The tariff turmoil is straining the multilateral, rules-based trading system, largely built under US leadership after World War II.

"The US is violating WTO rules," said Urata. "It is very sad to see the US destroying the WTO system which the US played the key role in establishing. You can destroy a system very quickly, but it takes so much time and energy to build or rebuild the system," he said.

Otaviano Canuto, a former World Bank vice-president, warned that "reciprocal tariffs" undermine multilateralism and WTO principles like non-discrimination, potentially reviving destructive patterns from the 1930s.

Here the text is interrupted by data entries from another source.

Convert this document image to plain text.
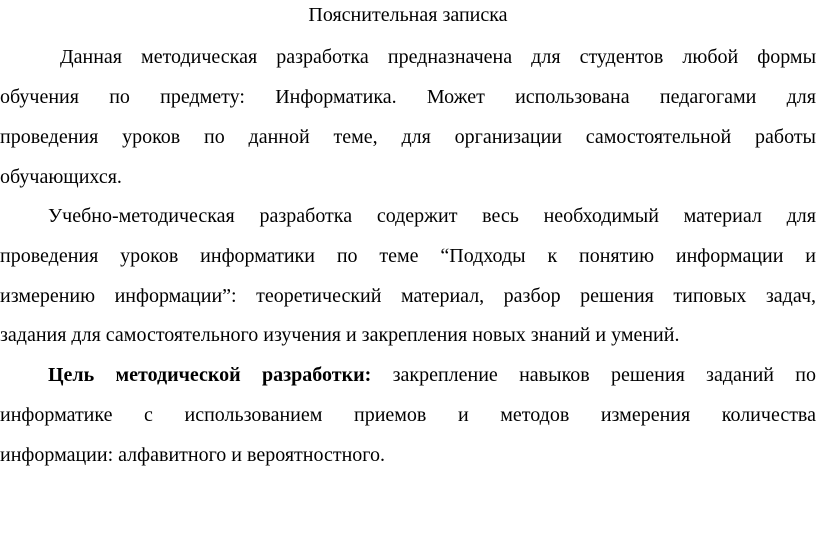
Пояснительная записка
Данная методическая разработка предназначена для студентов любой формы
обучения по предмету: Информатика. Может использована педагогами для
проведения уроков по данной теме, для организации самостоятельной работы
обучающихся.
Учебно-методическая разработка содержит весь необходимый материал для
проведения уроков информатики по теме “Подходы к понятию информации и
измерению информации”: теоретический материал, разбор решения типовых задач,
задания для самостоятельного изучения и закрепления новых знаний и умений.
Цель методической разработки: закрепление навыков решения заданий по
информатике с использованием приемов и методов измерения количества
информации: алфавитного и вероятностного.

Beckley echoed this historical parallel, writing, "That's how the world fell apart in the 1930s: protectionism, fear, and rising powers with no way to grow but through force."

"Trade wars don't just raise prices. They unravel alliances and push rivals toward confrontation. By treating global affairs like a transactional hustle, the United States risks tearing down the very system that has kept the peace for generations."

He described the current US approach as one of becoming a "rogue superpower", one that is "aggressive, powerful, and increasingly out for itself," suggesting this path is driven partly by the nation's capability to act unilaterally.

WTO Director-General Ngozi Okonjo-Iweala warned on April 10 that the US-China tariff war could slash bilateral merchandise trade by "as much as 80 percent "and "severely damage the global economic outlook."

"It is critical for the global community to work together to preserve the openness of the international trading system," Okonjo-Iweala said, cautioning against the "potential fragmentation of global trade along geopolitical lines."